La primera oleada cayó sobre las chozas del río antes de que amaneciera del todo. En Santiago no había muralla que romper: había tapias de adobe, una plaza de tierra apisonada y un puñado de españoles que se calzaban las botas a oscuras. Inés de Suárez no esperaba aquel grito, pero lo reconoció al instante. Era el sonido de la ciudad ardiendo por el lado del Mapocho.

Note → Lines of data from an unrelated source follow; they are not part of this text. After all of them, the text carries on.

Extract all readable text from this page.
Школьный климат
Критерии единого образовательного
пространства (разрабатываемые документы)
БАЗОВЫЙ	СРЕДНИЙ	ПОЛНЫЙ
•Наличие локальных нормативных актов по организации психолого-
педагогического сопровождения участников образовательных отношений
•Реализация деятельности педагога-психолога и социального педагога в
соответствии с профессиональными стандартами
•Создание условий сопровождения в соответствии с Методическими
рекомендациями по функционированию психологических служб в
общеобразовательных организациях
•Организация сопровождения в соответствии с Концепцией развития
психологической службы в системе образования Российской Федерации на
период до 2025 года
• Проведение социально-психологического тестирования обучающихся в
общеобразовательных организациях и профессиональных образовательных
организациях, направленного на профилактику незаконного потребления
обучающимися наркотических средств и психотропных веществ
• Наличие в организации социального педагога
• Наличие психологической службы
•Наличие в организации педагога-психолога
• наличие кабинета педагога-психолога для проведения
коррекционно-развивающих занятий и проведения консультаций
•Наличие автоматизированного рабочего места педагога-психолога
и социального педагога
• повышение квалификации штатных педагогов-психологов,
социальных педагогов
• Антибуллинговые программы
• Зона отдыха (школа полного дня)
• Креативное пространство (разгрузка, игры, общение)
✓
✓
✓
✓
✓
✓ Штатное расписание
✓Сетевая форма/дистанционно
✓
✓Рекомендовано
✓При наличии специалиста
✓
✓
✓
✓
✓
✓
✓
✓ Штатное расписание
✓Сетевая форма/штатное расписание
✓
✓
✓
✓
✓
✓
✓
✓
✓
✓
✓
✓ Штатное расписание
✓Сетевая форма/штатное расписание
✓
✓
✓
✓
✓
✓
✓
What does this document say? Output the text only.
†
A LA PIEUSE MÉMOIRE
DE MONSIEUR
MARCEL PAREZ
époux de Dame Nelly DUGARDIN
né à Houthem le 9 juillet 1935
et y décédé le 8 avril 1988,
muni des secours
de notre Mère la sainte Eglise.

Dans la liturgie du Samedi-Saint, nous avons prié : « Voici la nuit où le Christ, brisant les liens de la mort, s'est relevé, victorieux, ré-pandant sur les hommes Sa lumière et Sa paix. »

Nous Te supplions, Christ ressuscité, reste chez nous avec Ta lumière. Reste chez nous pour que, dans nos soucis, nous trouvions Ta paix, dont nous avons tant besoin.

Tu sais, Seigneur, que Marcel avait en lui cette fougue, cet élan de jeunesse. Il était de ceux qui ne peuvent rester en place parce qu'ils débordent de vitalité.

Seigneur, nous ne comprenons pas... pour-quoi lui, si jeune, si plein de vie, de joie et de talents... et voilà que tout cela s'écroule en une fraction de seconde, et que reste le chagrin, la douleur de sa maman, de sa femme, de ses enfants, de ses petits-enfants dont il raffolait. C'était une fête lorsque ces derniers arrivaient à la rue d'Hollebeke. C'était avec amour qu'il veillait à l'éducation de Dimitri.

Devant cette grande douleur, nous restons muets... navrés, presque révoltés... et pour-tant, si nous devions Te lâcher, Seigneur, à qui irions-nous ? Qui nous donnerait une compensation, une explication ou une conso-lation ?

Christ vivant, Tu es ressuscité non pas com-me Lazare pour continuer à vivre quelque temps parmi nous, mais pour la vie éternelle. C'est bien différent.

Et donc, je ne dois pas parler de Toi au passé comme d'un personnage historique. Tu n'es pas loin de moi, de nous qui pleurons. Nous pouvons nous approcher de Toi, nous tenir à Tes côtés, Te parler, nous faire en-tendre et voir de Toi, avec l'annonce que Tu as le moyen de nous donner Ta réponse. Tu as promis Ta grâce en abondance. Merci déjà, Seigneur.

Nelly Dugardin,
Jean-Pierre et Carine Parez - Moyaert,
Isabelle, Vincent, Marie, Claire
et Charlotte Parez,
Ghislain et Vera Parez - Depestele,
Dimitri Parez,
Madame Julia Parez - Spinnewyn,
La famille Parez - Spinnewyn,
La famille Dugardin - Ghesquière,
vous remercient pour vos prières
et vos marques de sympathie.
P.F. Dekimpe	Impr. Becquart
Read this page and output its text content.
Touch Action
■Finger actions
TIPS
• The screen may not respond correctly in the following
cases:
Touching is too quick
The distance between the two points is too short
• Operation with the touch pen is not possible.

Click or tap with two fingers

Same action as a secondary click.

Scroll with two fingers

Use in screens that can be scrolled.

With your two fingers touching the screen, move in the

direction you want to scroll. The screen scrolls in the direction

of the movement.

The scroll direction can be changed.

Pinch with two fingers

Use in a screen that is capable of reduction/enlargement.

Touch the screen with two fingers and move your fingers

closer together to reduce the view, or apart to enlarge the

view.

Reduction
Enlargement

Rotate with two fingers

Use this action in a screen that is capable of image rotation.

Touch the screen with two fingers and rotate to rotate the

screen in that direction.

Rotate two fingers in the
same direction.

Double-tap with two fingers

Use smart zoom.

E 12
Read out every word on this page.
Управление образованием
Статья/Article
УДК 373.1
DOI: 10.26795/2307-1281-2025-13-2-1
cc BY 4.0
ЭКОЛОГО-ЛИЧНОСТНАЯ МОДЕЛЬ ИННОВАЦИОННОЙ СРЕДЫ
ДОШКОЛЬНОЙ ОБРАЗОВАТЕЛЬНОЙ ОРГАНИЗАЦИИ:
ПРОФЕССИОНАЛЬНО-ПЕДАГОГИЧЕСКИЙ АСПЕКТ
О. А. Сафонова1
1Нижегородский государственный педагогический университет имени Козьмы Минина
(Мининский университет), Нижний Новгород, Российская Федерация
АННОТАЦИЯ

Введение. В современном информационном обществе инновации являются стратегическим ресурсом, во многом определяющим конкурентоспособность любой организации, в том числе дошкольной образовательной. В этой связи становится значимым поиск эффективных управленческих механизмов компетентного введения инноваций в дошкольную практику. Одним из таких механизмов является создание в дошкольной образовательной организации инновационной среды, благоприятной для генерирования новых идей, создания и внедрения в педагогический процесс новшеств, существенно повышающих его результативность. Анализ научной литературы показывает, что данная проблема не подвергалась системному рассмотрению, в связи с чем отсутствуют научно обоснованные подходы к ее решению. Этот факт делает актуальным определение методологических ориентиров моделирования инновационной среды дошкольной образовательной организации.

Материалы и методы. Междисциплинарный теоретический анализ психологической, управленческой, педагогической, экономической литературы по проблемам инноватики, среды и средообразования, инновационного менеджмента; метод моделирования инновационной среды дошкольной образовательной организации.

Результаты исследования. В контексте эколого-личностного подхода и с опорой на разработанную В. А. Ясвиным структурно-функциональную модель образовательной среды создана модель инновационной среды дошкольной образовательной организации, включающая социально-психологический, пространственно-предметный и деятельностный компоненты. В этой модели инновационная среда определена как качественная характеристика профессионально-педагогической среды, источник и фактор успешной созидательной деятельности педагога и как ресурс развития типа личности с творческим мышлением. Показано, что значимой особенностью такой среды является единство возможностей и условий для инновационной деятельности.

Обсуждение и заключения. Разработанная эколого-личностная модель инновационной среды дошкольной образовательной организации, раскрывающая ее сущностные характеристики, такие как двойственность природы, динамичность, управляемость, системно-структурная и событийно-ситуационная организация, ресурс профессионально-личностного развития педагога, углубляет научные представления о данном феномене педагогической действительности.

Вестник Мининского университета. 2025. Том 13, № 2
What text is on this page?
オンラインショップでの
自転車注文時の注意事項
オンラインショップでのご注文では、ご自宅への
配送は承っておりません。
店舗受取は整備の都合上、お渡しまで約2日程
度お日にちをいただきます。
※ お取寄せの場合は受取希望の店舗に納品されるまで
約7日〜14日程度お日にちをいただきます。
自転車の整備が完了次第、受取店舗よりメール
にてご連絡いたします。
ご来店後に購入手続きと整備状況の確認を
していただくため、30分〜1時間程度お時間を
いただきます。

Capítulo I: El fuego sube por el Mapocho
La madrugada del 11 de septiembre de 1541, el cacique Michimalonco lanzó a sus guerreros contra la recién fundada Santiago del Nuevo Extremo. Pedro de Valdivia, el gobernador que la había alzado apenas siete meses antes, estaba lejos, en campaña. Dentro quedaron decenas de soldados, algunos clérigos, varias mujeres y un número incierto de indígenas de servicio. Las puertas empezaron a ceder y el humo se coló por la plaza. Los defensores corrían con espadas y con cubos de agua, sin acabar de decidir qué herramienta era más urgente.
Las crónicas coloniales no exageran el pánico. Los ranchos de paja ardían en hilera y las llamas se enredaban en los techos de caña. A la luz del fuego, los asaltantes se movían entre las sombras. La ciudad no tenía más defensa que la altura de unas tapias mal terminadas. Si caía, la gobernación entera caía con ella.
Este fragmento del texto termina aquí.